A transcript of author Phil Van Treuren discussing the common misconception that Stoicism is related to “the law of attraction,” “magical thinking” or “manifesting”
Stoicism is not “magical thinking.” This is not a Stoic dog . . . this is a stupid dog.

A Stoic would get the hell out of the room and figure out how to help put out the fire so nobody else gets hurt.
Stoicism doesn’t teach us to pretend that challenges don’t exist. It doesn’t teach us to embrace our own obnoxious behavior and double down on being mean to other people and that kind of thing. It doesn’t teach us to fool ourselves into being happy.

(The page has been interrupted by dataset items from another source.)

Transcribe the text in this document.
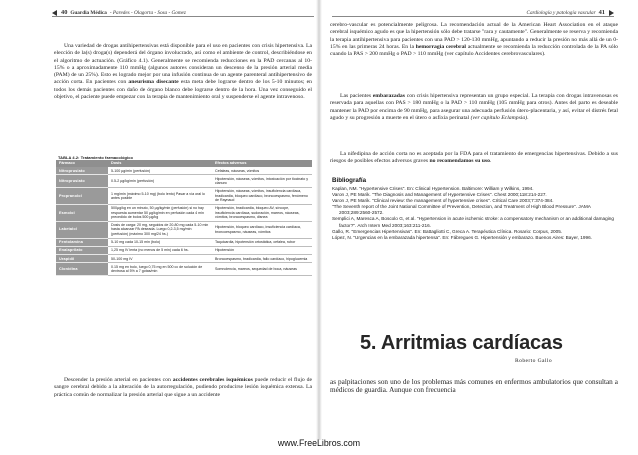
40 Guardia Médica - Paredes - Olagorta - Sosa - Gomez
Una variedad de drogas antihipertensivas está disponible para el uso en pacientes con crisis hipertensiva. La elección de la(s) droga(s) dependerá del órgano involucrado, así como el ambiente de control, describiéndose en el algoritmo de actuación. (Gráfico 4.1). Generalmente se recomienda reducciones en la PAD cercanas al 10-15% o a aproximadamente 110 mmHg (algunos autores consideran un descenso de la presión arterial media (PAM) de un 25%). Esto es logrado mejor por una infusión continua de un agente parenteral antihipertensivo de acción corta. En pacientes con aneurisma disecante esta meta debe lograrse dentro de los 5-10 minutos; en todos los demás pacientes con daño de órgano blanco debe lograrse dentro de la hora. Una vez conseguido el objetivo, el paciente puede empezar con la terapia de mantenimiento oral y suspenderse el agente intravenoso.
TABLA 4.2: Tratamiento farmacológico
Fármaco	Dosis	Efectos adversos
Nitroprusiato	5-100 µg/min (perfusión)	Cefaleas, náuseas, vómitos
Nitroprusiato	0.5-2 µg/kg/min (perfusión)	Hipotensión, náuseas, vómitos, intoxicación por tiocinato y cianuro
Propranolol	1 mg/min (máximo 5-10 mg) (bolo lento) Pasar a vía oral lo antes posible	Hipotensión, náuseas, vómitos, insuficiencia cardíaca, bradicardia, bloqueo cardíaco, broncoespasmo, fenómeno de Raynaud
Esmolol	500µg/kg en un minuto, 50 µg/kg/min (perfusión) si no hay respuesta aumentar 50 µg/kg/min en perfusión cada 4 min precedido de bolos 500 µg/kg	Hipotensión, bradicardia, bloqueo AV, síncope, insuficiencia cardíaca, sudoración, mareos, náuseas, vómitos, broncoespasmo, disnea
Labetalol	Dosis de carga: 20 mg, seguidos de 20-80 mg cada 5-10 min hasta alcanzar PA deseada. Luego 0,2-3,5 mg/min (perfusión) (máximo 300 mg/24 hs.)	Hipotensión, bloqueo cardíaco, insuficiencia cardíaca, broncoespasmo, náuseas, vómitos
Fentolamina	5-10 mg cada 10-15 min (bolo)	Taquicardia, hipotensión ortostática, cefalea, rubor
Enalaprilato	1,25 mg IV lenta (no menos de 5 min) cada 6 hs.	Hipotensión
Urapidil	50-100 mg IV	Broncoespasmo, bradicardia, fallo cardíaco, hipoglucemia
Clonidina	0.15 mg en bolo, luego 0,75 mg en 500 cc de solución de dextrosa al 5% a 7 gotas/min	Somnolencia, mareos, sequedad de boca, náuseas
Descender la presión arterial en pacientes con accidentes cerebrales isquémicos puede reducir el flujo de sangre cerebral debido a la alteración de la autorregulación, pudiendo producirse lesión isquémica extensa. La práctica común de normalizar la presión arterial que sigue a un accidente
Cardiología y patología vascular 41
cerebro-vascular es potencialmente peligrosa. La recomendación actual de la American Heart Association en el ataque cerebral isquémico agudo es que la hipertensión sólo debe tratarse "rara y cautamente". Generalmente se reserva y recomienda la terapia antihipertensiva para pacientes con una PAD > 120-130 mmHg, apuntando a reducir la presión no más allá de un 0-15% en las primeras 24 horas. En la hemorragia cerebral actualmente se recomienda la reducción controlada de la PA sólo cuando la PAS > 200 mmHg o PAD > 110 mmHg (ver capítulo Accidentes cerebrovasculares).
Las pacientes embarazadas con crisis hipertensiva representan un grupo especial. La terapia con drogas intravenosas es reservada para aquellas con PAS > 180 mmHg o la PAD > 110 mmHg (105 mmHg para otros). Antes del parto es deseable mantener la PAD por encima de 90 mmHg, para asegurar una adecuada perfusión útero-placentaria, y así, evitar el distrés fetal agudo y su progresión a muerte en el útero o asfixia perinatal (ver capítulo Eclampsia).
La nifedipina de acción corta no es aceptada por la FDA para el tratamiento de emergencias hipertensivas. Debido a sus riesgos de posibles efectos adversos graves no recomendamos su uso.
Bibliografía

Kaplan, NM. "Hypertensive Crises". En: Clinical Hypertension. Baltimore: William y Wilkins, 1994.

Varon J, PE Marik. "The Diagnosis and Management of Hypertensive Crises". Chest 2000;118:214-227.

Varon J, PE Marik. "Clinical review: the management of hypertensive crises". Critical Care 2003;7:374-384.

"The Seventh report of the Joint National Committee of Prevention, Detection, and Treatment of High Blood Pressure". JAMA 2003;289:2560-2572.

Semplici A, Maresca A, Boscolo G, et al. "Hypertension in acute ischemic stroke: a compensatory mechanism or an additional damaging factor?". Arch Intern Med 2003;163:211-216.

Gallo, R. "Emergencias Hipertensivas". En: Battagliotti C, Greca A. Terapéutica Clínica. Rosario: Corpus, 2005.

López, N. "Urgencias en la embarazada hipertensa". En: Fábregues G. Hipertensión y embarazo. Buenos Aires: Bayer, 1996.

5. Arritmias cardíacas
Roberto Gallo
as palpitaciones son uno de los problemas más comunes en enfermos ambulatorios que consultan a médicos de guardia. Aunque con frecuencia
www.FreeLibros.com
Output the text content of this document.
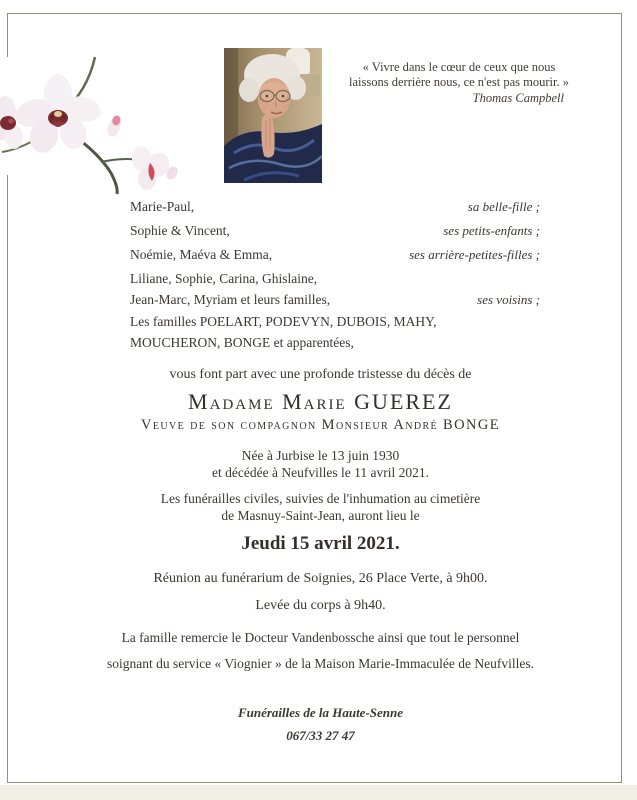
« Vivre dans le cœur de ceux que nous
laissons derrière nous, ce n'est pas mourir. »
Thomas Campbell
Marie-Paul,	sa belle-fille ;
Sophie & Vincent,	ses petits-enfants ;
Noémie, Maéva & Emma,	ses arrière-petites-filles ;
Liliane, Sophie, Carina, Ghislaine,
Jean-Marc, Myriam et leurs familles,	ses voisins ;
Les familles POELART, PODEVYN, DUBOIS, MAHY,
MOUCHERON, BONGE et apparentées,
vous font part avec une profonde tristesse du décès de
Madame Marie GUEREZ
Veuve de son compagnon Monsieur André BONGE
Née à Jurbise le 13 juin 1930
et décédée à Neufvilles le 11 avril 2021.
Les funérailles civiles, suivies de l'inhumation au cimetière
de Masnuy-Saint-Jean, auront lieu le
Jeudi 15 avril 2021.
Réunion au funérarium de Soignies, 26 Place Verte, à 9h00.
Levée du corps à 9h40.
La famille remercie le Docteur Vandenbossche ainsi que tout le personnel
soignant du service « Viognier » de la Maison Marie-Immaculée de Neufvilles.
Funérailles de la Haute-Senne
067/33 27 47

Stoics really want to see the world and themselves as it truly is . . . as reality truly is, and make our judgments based on reality, not the way we wish things would be.
Stoicism has nothing to do with whatever “manifestation” or the “law of attraction” is. I’m not quite sure what that is . . . I see some people refer to “manifesting” online sometimes, I haven’t really looked at it. I think it has something to do with “whatever you think about enough will come true.” But that has nothing to do with Stoicism.

Stoicism doesn’t teach that our thoughts have the capacity to change reality at all. But it does teach us that we can frame situations that we’re in however we want. We can frame any situation as an opportunity or as a tragedy.
And we can find opportunity in everything we face in life.